MIDDLE CENSORING IN THE PRESENCE OF COVARIATES
Middle censoring refers to data that becomes unobservable if it falls within a random interval (L,R). For some individuals the exact values are available while for others the corresponding intervals of censorship are observed. Left censoring, right censoring and double censoring are special cases of this middle censoring by suitable choices of this censoring interval. Here, we develop new methods for analyzing data subject to middle-censoring when covariates are present. The techniques discussed include parametric models as well as semi-parametric models such as the Cox's Proportional Hazards model and the Accelerated Failure Times model.
In survival studies the values of some covariates may change over time. As such, it is natural to incorporate such time-dependent covariates into the model to be used in survival analysis. The model used in this research integrates both time-independent and time-dependent covariates for middle censored data.

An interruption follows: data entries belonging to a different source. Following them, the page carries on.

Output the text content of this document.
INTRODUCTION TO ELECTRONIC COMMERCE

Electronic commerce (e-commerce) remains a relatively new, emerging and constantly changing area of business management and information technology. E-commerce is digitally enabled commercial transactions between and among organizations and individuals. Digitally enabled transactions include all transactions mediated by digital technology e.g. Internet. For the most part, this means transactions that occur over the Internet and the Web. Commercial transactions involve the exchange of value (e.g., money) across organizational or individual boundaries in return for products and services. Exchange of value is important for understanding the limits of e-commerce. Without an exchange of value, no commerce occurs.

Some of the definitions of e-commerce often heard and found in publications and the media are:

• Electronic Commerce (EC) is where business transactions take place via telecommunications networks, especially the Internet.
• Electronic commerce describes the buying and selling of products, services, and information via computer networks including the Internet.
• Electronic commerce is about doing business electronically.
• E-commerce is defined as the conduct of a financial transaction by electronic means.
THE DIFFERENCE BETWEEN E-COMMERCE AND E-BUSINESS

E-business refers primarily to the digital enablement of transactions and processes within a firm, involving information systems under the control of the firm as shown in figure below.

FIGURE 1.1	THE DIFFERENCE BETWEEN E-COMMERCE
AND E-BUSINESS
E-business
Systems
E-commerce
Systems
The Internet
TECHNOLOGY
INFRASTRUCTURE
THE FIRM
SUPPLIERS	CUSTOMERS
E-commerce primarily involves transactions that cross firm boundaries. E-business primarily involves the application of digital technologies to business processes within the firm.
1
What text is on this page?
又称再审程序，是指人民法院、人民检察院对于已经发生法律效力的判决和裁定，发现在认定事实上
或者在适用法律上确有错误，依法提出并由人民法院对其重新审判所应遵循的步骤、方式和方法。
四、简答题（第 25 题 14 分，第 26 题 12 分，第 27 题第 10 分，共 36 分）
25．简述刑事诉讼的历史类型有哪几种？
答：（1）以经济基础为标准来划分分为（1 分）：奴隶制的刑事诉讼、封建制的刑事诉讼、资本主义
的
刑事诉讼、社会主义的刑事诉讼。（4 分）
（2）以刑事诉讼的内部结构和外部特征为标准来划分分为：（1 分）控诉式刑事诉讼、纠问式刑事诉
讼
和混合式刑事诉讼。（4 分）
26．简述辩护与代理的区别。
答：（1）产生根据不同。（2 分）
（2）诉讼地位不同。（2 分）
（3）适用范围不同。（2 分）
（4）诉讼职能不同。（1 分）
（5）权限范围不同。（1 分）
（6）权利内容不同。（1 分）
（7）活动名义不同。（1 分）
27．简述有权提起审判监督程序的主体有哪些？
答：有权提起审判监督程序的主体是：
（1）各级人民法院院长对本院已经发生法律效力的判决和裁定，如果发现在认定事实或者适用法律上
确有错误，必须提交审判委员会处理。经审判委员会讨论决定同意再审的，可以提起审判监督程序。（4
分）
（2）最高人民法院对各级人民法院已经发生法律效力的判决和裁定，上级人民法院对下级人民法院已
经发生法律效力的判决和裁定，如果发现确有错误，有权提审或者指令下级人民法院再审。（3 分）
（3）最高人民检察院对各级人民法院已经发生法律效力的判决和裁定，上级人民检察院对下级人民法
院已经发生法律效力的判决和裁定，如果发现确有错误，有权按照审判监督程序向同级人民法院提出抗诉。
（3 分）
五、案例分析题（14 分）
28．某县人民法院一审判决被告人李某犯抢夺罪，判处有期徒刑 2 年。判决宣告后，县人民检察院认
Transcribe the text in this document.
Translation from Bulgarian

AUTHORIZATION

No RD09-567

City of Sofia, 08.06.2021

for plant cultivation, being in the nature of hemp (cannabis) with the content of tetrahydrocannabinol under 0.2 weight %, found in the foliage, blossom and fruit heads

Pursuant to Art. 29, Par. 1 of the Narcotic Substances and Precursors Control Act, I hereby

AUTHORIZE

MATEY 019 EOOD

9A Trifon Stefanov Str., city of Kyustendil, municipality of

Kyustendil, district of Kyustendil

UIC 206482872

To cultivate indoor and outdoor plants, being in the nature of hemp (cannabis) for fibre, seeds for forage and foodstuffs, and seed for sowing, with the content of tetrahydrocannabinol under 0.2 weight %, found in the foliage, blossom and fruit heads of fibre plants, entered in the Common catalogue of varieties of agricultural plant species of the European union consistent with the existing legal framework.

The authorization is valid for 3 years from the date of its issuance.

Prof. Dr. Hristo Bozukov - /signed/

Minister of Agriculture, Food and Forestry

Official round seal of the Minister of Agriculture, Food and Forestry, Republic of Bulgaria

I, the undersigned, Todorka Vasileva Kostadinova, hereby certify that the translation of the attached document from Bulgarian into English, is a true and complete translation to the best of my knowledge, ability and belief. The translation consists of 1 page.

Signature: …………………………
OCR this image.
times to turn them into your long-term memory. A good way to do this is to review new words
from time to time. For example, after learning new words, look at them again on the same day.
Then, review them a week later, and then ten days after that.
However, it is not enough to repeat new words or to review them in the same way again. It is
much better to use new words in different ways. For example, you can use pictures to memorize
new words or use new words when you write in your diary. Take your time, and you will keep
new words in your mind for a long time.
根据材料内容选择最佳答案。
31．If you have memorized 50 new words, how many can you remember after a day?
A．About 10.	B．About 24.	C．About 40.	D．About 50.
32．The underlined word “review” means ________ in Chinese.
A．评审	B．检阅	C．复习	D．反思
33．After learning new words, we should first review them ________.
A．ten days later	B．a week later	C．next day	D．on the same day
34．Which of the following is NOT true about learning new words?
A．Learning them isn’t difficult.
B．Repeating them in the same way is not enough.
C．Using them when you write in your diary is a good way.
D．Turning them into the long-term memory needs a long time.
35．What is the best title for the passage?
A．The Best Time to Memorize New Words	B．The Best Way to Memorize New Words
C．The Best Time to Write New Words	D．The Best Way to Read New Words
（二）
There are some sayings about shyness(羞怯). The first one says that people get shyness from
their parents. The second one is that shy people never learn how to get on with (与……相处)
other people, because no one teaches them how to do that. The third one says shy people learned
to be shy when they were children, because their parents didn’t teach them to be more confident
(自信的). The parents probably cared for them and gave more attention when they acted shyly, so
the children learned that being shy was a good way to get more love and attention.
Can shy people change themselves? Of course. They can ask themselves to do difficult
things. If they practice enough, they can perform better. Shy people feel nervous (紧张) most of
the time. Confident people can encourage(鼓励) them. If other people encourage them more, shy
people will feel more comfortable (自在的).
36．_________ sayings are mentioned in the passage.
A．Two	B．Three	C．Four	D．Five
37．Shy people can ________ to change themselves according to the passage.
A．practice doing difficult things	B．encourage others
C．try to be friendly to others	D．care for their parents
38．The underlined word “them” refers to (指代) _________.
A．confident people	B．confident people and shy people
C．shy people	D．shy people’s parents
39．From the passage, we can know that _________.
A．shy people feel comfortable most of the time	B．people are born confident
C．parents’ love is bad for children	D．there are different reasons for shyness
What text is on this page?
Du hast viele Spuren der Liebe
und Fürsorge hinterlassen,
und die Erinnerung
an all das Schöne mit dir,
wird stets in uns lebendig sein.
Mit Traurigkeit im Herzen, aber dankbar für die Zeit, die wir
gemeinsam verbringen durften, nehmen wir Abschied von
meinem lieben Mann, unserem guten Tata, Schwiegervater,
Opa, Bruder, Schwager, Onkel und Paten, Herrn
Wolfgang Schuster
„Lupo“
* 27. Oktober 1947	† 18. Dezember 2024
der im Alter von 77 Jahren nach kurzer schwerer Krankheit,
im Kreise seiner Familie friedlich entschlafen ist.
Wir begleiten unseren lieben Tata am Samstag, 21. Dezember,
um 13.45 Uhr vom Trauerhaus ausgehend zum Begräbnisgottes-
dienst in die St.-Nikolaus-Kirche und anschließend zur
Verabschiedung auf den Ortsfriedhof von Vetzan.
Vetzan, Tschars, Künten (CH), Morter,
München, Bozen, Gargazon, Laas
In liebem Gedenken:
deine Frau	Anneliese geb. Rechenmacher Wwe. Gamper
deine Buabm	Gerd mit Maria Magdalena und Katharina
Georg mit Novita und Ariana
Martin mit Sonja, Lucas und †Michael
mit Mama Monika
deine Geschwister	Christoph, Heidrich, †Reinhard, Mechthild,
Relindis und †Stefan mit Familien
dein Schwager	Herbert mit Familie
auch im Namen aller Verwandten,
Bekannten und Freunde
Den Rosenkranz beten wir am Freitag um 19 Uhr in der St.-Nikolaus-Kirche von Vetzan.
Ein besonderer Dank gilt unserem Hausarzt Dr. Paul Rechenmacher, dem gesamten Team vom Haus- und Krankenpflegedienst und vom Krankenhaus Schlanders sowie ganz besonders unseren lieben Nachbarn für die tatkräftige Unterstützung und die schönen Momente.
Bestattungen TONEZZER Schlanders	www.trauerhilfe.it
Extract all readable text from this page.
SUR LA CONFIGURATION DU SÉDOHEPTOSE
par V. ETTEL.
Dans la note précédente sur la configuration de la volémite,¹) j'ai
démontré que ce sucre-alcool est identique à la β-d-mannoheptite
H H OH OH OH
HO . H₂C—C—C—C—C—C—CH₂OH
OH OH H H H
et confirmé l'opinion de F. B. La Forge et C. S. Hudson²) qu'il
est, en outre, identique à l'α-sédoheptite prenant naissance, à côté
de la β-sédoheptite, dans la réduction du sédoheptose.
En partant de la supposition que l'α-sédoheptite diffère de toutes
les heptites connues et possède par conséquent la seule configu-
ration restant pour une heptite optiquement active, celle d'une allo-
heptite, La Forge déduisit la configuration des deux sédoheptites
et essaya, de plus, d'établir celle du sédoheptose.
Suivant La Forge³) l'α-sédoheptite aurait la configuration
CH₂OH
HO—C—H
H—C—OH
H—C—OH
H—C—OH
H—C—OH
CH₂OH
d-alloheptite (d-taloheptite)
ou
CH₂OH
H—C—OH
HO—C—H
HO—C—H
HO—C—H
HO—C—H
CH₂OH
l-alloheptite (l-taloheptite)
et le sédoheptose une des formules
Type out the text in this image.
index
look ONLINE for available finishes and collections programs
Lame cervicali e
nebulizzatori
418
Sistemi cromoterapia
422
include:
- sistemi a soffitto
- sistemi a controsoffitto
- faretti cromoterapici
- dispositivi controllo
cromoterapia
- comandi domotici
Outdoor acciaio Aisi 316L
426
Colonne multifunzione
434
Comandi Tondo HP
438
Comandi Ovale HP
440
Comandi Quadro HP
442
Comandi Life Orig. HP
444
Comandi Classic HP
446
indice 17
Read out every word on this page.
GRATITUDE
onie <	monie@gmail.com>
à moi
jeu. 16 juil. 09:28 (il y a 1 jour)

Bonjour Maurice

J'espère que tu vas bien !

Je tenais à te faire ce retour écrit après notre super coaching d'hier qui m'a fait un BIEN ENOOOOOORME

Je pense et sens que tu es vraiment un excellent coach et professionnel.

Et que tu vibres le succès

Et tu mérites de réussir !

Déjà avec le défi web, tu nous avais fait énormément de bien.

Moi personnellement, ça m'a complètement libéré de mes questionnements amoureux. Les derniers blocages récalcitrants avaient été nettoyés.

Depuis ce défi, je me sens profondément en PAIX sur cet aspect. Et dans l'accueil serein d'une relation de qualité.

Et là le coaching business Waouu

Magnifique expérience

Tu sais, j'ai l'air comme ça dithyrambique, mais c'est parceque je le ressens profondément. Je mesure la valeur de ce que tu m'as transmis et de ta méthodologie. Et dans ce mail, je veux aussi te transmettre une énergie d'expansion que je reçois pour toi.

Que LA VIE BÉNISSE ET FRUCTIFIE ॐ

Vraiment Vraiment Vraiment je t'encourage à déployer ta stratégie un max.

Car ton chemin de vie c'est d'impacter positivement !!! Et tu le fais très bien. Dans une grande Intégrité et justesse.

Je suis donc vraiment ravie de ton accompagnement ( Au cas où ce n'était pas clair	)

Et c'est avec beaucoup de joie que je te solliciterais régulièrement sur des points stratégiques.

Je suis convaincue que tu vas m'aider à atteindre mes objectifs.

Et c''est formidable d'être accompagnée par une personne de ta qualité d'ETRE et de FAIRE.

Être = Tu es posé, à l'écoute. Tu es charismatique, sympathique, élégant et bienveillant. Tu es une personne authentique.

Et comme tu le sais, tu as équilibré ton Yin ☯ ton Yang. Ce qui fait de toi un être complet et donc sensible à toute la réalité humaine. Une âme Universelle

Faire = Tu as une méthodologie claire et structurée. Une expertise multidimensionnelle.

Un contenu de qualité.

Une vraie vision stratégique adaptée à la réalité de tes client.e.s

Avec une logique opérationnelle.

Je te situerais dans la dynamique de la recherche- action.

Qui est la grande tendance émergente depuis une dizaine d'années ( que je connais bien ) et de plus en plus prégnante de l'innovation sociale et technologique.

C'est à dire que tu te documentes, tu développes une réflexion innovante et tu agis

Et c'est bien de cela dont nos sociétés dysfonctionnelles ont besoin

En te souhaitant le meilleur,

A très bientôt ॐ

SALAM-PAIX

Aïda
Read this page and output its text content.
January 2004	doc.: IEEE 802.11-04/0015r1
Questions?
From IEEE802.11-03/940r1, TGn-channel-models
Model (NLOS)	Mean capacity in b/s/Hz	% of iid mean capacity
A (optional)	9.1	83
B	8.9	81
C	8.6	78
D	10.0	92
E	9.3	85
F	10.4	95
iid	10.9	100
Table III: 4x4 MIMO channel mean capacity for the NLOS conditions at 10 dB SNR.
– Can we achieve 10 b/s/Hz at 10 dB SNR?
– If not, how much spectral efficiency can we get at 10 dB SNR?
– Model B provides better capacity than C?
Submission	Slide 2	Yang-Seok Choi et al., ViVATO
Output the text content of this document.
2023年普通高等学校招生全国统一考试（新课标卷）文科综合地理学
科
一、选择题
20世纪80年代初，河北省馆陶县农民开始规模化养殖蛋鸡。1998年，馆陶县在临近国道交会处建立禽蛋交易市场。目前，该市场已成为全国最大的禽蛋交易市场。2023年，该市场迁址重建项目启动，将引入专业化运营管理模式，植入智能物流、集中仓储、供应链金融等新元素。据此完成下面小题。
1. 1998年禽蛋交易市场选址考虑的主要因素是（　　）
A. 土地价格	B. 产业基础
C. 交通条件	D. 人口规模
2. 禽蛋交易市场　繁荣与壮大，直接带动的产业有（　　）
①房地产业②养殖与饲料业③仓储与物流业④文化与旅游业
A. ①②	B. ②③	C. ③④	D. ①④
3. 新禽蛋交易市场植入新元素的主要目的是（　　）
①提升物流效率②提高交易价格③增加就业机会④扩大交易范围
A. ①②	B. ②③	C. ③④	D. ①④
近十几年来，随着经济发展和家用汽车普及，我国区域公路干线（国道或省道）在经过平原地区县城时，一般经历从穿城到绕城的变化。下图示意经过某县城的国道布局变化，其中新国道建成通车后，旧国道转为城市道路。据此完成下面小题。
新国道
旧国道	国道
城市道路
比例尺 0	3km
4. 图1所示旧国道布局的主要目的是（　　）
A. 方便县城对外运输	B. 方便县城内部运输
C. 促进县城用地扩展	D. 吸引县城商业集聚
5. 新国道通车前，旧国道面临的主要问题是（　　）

Both semiparametric and parametric models are considered when time-dependent covariates are present. Next, discrete lifetime data that follow a geometric distribution, that is subject to middle censoring is considered. Here, we include an extension and generalization to the case where covariates are present and present an alternate approach and proofs which exploit the simple relationship between the geometric and exponential distributions. Also, considered are estimation problems for middle censored data with two independent competing risks, both for parametric and semiparametric context.
Simulation studies are performed to demonstrate the usefulness and accuracy of the methods developed here, and illustrated with a practical example using data from a Stanford Heart Transplant study.